At the second call, root is (3, 6), bounding box is A. Distance from Q to A is zero as Q is within A. So we cannot skip traversing this sub-tree. Distance from (3, 6) to Q (4, 8) is 2.24, closer than existing minimum distance 4.12. Hence, we update our closest point to (3, 6) and minimum distance to 2.24. Next decision to make is again which side to traverse first. We have Q’s y value 8 that is more than present root’s y value 6. So we will traverse the right side first, left side second.

Next, the function is called with root, (2, 10), cutting dimension x and bounding box D. Distance between (2, 10) and Q (4, 8) = 2.83 that is larger than existing minimum distance. So we are not updating the closest point in this call. Next – choose which side to traverse first. Q’s x dimension 4 is bigger than root’s x dimension 2, hence right sub-tree is chosen first that is null anyway. So the call to it will return without doing anything.

Next call would be made with root (1, 8) that is 3 units away from Q. No improvement for the closest point. Also this root has no children. We have reached bottom of this side of the tree in our DFS search.

Next call is done with root (2, 2), far away from Q. But the bounding box owned by it is only 2 units away from Q. Hence, there is a chance that we might end up getting a closer point from this area. Hence, we cannot skip this tree. Right side to traverse first based on x dimension value comparison.

Root (4, 1), that is 8 units away from Q is called. It owns bounding box F that is 2 units away from Q. Once again cannot skip this area. Well, it has no child anyway.

Root (1, 3) is called that owns bounding box E that is 2.83 units away from Q, having no chance to offer any closer point. For the first time we can skip this area/sub-tree/bounding box.

We are done with the left side of level 1 root (5, 4). Now traverse right side.

Sub-tree with root (7, 7) owing bounding box O is called. Subsequently sub-tree rooted at *(6, 8) would be called and that would be the closest point at distance 2.*

#### How much search space did we prune?

We will skip traversing the left sub-tree rooted at (8, 2) that owns bounding box P. In terms of nodes we skipped only 4 nodes, 3 of them are rooted at (8, 2). Previously we skipped sub-tree rooted at (1, 3) as well. The green areas were pruned, meaning we did not search there. That was not quite efficient though!

#### How to get k nearest neighbors?

Instead of keeping a single closest point we could maintain a priority queue (max heap) to keep k (say 2, 3 or any number) closest points. The first k points would be en-queued anyway. Onwards, a new point, if better, would replace the worst of the closest point found so far. That way we can maintain the k nearest points easily.

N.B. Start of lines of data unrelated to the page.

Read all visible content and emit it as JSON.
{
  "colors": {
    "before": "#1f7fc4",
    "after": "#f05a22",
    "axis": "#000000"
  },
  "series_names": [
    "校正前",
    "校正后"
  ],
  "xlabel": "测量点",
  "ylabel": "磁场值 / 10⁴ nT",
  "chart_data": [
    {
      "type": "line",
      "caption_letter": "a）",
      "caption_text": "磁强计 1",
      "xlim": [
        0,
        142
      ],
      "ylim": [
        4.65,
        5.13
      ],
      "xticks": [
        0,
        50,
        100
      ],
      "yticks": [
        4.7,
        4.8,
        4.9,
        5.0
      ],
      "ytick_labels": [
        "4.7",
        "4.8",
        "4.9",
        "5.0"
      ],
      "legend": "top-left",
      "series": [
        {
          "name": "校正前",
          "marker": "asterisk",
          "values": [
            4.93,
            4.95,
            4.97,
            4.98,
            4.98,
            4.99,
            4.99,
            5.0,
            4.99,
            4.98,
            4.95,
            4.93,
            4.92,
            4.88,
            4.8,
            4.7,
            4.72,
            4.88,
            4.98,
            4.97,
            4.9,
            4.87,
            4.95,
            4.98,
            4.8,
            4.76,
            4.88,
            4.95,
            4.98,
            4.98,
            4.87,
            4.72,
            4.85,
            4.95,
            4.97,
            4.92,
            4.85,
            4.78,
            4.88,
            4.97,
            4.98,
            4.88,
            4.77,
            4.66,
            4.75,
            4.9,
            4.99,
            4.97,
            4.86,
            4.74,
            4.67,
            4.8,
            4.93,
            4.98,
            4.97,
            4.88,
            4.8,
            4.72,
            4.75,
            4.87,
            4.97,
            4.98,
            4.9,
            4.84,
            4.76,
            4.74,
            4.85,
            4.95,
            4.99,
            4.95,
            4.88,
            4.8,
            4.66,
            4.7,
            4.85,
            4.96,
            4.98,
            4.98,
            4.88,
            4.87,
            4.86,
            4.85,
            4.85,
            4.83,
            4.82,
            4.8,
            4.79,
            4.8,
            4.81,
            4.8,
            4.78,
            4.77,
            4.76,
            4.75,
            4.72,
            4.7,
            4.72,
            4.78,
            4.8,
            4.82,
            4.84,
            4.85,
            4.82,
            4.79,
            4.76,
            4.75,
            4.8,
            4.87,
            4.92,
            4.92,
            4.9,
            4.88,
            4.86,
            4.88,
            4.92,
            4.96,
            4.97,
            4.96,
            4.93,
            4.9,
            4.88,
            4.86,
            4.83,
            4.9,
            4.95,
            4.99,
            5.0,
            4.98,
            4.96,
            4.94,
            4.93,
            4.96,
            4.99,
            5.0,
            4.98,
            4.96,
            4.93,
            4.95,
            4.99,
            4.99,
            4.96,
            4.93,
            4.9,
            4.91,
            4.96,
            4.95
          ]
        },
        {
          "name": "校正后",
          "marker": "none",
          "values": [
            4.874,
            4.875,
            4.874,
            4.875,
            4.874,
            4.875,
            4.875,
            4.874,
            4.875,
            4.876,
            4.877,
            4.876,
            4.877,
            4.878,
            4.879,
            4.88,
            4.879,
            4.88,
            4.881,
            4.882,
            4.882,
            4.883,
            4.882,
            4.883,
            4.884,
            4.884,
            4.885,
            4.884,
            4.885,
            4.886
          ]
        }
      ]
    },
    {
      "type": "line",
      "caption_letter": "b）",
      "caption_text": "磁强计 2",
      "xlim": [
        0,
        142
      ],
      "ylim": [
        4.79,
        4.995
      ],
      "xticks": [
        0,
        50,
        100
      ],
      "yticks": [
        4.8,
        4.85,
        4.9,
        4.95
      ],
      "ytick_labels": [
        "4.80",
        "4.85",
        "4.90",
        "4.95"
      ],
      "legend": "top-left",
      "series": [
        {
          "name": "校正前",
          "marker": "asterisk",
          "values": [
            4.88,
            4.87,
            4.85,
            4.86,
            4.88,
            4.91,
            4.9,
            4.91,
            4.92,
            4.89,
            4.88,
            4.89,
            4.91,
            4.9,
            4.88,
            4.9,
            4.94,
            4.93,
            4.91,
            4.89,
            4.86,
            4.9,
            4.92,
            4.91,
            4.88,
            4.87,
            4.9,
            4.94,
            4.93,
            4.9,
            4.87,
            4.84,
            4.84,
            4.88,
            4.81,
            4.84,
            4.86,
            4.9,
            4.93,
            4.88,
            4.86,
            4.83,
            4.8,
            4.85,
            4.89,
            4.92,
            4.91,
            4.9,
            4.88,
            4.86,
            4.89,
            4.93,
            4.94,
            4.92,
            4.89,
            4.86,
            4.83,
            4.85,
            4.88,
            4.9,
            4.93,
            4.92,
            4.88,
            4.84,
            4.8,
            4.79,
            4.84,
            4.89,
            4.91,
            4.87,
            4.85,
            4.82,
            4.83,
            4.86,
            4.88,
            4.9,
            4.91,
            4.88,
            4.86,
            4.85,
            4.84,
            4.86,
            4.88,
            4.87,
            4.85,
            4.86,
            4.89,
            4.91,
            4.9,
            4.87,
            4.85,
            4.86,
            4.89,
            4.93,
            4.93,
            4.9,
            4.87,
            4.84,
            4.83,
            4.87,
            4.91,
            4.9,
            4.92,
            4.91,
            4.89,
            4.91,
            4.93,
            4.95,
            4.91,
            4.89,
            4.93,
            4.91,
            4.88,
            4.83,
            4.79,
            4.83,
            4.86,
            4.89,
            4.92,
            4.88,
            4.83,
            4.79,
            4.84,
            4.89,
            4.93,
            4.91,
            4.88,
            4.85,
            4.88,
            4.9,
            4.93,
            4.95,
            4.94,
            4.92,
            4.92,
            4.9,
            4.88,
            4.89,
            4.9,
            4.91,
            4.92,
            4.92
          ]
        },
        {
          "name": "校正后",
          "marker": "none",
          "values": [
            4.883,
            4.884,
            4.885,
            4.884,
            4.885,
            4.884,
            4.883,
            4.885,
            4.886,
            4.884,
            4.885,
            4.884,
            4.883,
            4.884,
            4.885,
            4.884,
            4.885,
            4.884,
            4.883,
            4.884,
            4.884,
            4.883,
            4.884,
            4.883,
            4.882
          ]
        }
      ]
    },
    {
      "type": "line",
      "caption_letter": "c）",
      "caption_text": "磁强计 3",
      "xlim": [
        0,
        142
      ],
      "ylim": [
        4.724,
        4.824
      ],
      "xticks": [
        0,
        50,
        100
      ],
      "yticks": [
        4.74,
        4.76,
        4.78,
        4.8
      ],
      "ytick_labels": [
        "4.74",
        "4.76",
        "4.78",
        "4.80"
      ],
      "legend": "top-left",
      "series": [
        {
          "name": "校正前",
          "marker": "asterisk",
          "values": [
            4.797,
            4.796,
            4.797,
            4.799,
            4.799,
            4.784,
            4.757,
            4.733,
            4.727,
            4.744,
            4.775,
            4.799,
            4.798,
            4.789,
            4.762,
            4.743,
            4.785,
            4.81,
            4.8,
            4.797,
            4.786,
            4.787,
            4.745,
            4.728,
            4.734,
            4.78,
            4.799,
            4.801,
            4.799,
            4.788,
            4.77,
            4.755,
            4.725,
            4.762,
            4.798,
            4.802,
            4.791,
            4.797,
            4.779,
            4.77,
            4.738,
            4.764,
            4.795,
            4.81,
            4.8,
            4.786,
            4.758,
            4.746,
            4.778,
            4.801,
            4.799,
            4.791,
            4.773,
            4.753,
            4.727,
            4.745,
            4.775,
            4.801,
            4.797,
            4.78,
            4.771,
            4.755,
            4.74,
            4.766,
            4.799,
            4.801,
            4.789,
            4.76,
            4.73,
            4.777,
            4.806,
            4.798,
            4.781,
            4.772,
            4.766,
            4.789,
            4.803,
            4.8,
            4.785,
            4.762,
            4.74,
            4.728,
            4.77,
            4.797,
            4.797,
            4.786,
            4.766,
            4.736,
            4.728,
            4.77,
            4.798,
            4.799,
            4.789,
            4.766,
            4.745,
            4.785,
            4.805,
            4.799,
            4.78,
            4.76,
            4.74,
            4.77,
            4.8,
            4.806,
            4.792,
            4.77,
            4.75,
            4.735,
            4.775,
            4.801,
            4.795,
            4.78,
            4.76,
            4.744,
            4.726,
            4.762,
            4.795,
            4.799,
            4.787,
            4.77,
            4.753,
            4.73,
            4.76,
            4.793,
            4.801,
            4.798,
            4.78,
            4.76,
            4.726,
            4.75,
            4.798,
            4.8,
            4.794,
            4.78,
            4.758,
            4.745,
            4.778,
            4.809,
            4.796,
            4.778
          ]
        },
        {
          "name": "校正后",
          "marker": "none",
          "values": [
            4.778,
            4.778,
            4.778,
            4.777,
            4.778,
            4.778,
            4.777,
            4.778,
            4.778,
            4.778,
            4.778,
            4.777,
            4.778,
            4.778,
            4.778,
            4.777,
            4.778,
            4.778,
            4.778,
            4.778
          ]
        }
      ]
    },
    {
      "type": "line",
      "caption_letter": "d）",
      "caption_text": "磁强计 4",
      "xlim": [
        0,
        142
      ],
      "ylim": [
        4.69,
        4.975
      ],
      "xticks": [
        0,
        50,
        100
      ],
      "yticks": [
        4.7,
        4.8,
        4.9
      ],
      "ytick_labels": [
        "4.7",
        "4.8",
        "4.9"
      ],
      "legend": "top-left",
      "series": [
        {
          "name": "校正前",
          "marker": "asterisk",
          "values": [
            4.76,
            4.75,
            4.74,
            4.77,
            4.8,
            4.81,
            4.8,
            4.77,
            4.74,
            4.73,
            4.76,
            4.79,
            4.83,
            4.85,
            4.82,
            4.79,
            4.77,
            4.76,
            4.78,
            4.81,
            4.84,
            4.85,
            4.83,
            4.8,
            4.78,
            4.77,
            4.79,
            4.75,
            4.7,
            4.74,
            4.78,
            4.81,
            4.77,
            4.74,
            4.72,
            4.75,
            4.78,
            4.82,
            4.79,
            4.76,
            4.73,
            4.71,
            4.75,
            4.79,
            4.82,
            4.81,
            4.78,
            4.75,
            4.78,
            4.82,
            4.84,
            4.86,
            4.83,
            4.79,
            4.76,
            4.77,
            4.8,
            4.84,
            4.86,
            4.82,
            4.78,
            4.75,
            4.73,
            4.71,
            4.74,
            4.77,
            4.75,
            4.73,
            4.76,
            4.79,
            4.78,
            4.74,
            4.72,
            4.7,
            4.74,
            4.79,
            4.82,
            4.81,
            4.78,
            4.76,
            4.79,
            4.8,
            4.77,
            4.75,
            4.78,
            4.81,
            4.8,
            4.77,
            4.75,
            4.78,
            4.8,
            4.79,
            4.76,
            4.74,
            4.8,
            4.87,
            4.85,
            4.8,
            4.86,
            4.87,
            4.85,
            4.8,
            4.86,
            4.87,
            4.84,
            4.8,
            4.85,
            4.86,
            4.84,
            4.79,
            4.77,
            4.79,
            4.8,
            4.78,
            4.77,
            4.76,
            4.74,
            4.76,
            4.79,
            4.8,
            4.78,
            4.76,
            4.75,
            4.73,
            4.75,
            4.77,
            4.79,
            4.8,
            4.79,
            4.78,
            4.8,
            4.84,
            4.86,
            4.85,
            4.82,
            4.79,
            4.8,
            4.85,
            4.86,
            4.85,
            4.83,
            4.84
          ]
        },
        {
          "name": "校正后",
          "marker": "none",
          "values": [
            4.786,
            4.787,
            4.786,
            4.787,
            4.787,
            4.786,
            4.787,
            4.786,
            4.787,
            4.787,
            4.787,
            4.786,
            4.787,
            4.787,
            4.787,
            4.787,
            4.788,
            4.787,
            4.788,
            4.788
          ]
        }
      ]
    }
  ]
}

### Too few points is a problem

If we have to construct a k-d tree with 20 dimensional data sets, we got to have around 2^{20 }data points. If we don’t have enough data then at many levels we will not have sufficient data to split. We will also end up with an unbalanced k-d tree where search and other operations would not be very efficient.

In general, we need k-d tree when we have higher dimensional data points. But when the dimension is too high other approaches might work better.